PAGEV Özel Röportaj – Petra Cullmann, Messe Düsseldorf İcra Direktörü "PAGEV'le ilişkilerimizi güçlendireceğiz"
Messe Düsseldorf İcra Direktörü Petra Cullmann, K Fuarı’na katılım sağlayan ülkeler arasında dünyada ilk sıralarda yer alan Türkiye’nin en büyük delegasyonuna sahip PAGEV ile iş birliğini arttırmayı hedeflediklerini belirterek bu yılki fuara dair beklenti ve hedeflerini anlattı. İşte PAGEV’in sorularını yanıtlayan Cullmann’ın, önemli tespitlerinin yer aldığı özel röportajın ayrıntıları:
K 2025’in ana teması ve bu yıl odaklandığınız temel hedefler hakkında bilgi verebilir misiniz?
K 2025’in mottosu “Plastiğin Gücü! Yeşil – Akıllı – Sorumlu”dur. Bu motto, fuarın da yansıttığı sektörün güncel değerlerini ve hedeflerini ortaya koymaktadır. Plastiklerin, tıbbi cihaz teknolojisinden otomotive, ambalaj çözümlerinden birçok farklı endüstri alanına kadar tartışmasız rolünü vurgulamaktadır. Plastikler pek çok sektör için vazgeçilmezdir, inovasyonlara ve ilerlemelere büyük katkı sağlar, sürdürülebilir bir geleceğin tasarlanmasında temel unsurlardan biridir.

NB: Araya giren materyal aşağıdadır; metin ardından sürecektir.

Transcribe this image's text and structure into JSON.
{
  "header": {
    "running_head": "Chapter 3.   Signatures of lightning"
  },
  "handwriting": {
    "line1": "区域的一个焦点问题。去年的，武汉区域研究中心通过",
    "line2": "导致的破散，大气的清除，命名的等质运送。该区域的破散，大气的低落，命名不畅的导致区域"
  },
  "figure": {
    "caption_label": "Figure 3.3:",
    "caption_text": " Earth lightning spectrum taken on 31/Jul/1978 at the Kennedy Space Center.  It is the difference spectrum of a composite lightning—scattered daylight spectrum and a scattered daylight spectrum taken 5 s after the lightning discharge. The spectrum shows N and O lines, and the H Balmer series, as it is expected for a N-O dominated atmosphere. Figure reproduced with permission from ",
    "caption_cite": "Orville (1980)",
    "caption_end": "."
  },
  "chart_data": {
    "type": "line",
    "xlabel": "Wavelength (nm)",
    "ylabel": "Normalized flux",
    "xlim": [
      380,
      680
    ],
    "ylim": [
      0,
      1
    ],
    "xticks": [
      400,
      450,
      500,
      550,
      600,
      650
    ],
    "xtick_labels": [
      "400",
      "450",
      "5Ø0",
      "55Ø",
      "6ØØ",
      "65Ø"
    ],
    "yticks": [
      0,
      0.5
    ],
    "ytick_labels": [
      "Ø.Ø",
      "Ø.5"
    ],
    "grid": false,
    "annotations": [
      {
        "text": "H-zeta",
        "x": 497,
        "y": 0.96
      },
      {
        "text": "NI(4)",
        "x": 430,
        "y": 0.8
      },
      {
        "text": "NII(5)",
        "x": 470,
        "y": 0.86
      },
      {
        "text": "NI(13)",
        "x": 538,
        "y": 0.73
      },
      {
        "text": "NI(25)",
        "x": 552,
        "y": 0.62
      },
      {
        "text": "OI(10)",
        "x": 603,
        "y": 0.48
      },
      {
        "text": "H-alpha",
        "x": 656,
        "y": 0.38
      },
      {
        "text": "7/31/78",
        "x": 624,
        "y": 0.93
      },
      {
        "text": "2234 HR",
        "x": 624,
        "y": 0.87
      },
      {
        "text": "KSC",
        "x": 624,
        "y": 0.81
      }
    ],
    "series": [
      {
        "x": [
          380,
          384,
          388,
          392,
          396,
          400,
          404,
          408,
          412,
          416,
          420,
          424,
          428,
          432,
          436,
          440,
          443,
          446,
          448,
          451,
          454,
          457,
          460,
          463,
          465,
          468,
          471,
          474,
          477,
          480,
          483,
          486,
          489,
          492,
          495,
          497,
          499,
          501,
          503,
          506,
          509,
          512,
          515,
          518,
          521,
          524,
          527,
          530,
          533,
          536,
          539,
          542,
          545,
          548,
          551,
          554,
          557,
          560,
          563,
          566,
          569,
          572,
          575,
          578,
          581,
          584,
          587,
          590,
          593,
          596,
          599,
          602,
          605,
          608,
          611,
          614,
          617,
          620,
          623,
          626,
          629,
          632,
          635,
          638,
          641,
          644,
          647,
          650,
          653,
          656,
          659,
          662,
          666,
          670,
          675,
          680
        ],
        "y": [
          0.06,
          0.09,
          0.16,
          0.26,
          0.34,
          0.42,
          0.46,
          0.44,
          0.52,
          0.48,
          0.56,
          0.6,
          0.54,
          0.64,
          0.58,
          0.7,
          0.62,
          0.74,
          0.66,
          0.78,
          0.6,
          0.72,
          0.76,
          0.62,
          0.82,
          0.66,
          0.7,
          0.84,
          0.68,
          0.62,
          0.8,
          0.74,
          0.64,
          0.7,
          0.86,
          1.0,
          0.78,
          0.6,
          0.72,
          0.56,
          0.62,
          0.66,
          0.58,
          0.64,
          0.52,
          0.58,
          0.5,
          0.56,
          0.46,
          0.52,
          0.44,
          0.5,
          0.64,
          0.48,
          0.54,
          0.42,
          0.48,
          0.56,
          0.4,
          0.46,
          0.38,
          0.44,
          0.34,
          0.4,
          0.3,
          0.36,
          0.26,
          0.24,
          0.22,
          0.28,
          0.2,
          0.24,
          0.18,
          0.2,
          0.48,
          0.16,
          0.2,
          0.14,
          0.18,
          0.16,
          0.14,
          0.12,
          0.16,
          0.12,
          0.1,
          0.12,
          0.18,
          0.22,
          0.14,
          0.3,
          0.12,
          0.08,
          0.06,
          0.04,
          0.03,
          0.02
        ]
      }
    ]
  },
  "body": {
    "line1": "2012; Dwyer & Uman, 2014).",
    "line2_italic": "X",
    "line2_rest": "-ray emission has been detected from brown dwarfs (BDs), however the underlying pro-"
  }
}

“Yeşil – Akıllı – Sorumlu” ifadesi, plastiğin üretimi ve kullanımında sektörün sürdürülebilir, akıllı ve sorumlu bir şekilde hareket etme taahhüdünü simgelemektedir. Buna ek olarak üç temel mesaj öne çıkmaktadır: “Döngüsel Ekonomiyi Şekillendirmek”, “Dijitalleşmeyi Benimsemek” ve “İnsana Değer Vermek”. Son tema, kaynakların sorumlu kullanımı, çevrenin korunması ve sosyal sorumluluk gibi konuların yanı sıra genç yeteneklerin yetiştirilmesi ve plastik ile kauçuk sektörünün gelecekteki profesyonelleri için kariyer fırsatları yaratılmasını da kapsamaktadır.
Fuarınızda sergilenen ürünler ve teknolojiler, küresel plastik endüstrisinin gelişimini nasıl etkiliyor?
K 2025, dönüşüm sürecindeki plastik endüstrisinin kapsamlı bir panoramasını sunacak ve yine birçok etkileyici yeniliğe ev sahipliği yapacak. Dünyada hiçbir fuarda, Düsseldorf’taki K kadar çok sayıda dünya prömiyerine rastlanmaz. Bu nedenle katılımcılar yeni teknolojilerini ve çığır açan geliştirmelerini fuar başlayana kadar gizli tutar. Ancak eminim ki bu yıl da sözünü ettiğim ana başlıklar doğrultusunda önemli gelişmeler göreceğiz.
Örneğin dijitalleşme ve yapay zekâ: Günümüzde plastik makineleri sektöründeki neredeyse her firma dijitalleşmeye odaklanmış durumda. Yapay zekâ da gündemde. Dijitalleşen süreçler sayesinde firmaların elinde çok fazla veri bulunuyor; bu veriler akıllı algoritmalarla kullanılarak pek çok ihtiyaca çok daha etkili çözümler üretilebiliyor. Üç yıl önce hiç kimse yapay zekâdan söz etmiyordu, şimdi ise herkesin gündeminde. İlk pratik uygulamalar da ortaya çıkmaya başladı. Yapay zekâ, makine tasarımı, üretim ve servis aşamalarında çok büyük katma değer yaratma potansiyeline sahip.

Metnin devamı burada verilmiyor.